Here’s how rewriting applies to the career:
–A spec doesn’t become special without significant and less conventional rewriting; the key to rewriting is layering and bringing enough material to a draft to fulfill the promise of the fresh entertainment inherent in the idea. Most new writers work too linearly and text-driven too early in the process and are overly concerned with the script making sense for submission prematurely. This leads to project burnout because writers try to do too much with the first or second rewrite due to impatience.
–If there’s mild interest in your feature spec or pilot spec, early fans of your work will more than likely ask you to rewrite on spec (without getting paid or a formal deal) as a method of hip-pocketing the opportunity, and they’ll gradually lose interest if the rewrites don’t wow them.
–If there’s a higher level of excitement, there may be some nominal option money for you, though the project will most likely stall if their third-party submissions, the bigger fish (financiers) don’t bite, which means nothing much will happen if you don’t rewrite or reconceive via the insight you may receive.

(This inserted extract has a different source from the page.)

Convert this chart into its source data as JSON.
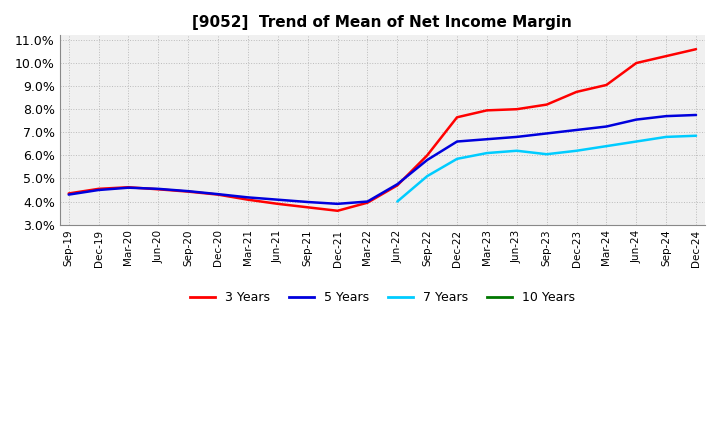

–If a producer does have some discretionary capital (development funding), or a rare financing/studio/network deal, you may win the right for the first rewrite, yet even an option could be extended, the project winding up in turnaround and then back on the shelf—until you decide to dust it off for another rewrite.
–If it does get the greenlight and your early rewrite is well-received, you may be paid again for a subsequent rewrite; if a new director or actor is attached, then that may trigger another rewrite.
Note: Between 2011-2017, after movies started picking up again, at least 60 movies were produced that were written by Writers Boot Camp alumni—and in most cases they stayed on as the writer of subsequent drafts, which means they got paid.
–On a development deal, you’ll often create your take on another writer’s work; your pitch in that manner—not necessarily the performance in the room but your vision for how to enhance or fix the existing script/story—will mesh with the producer or executive’s creative goals for the project.
–On a television series staff, your input in the room may help break the story and enhance the work of other writers, possibly making you vital on the team.
–As a show runner, you’ll tend to rewrite everyone to sustain the conceits of the show, its voice and characterization.
–In prose writing—whether books, novels, short stories, essays or blogging—there can be the heavy burden of matching your prose style and streamlining. The rewriting stages for a long-form book will require many more hours per stage. When your tense and POV have not been established early on, it can be extremely challenging to avoid editing prematurely. That’s why editors often play a strong role at publishing houses. Still, rewriting is the real process.
So, let it be stated and overstated here that the writing business is about rewriting. And being open and capable of seeing your own work more clearly.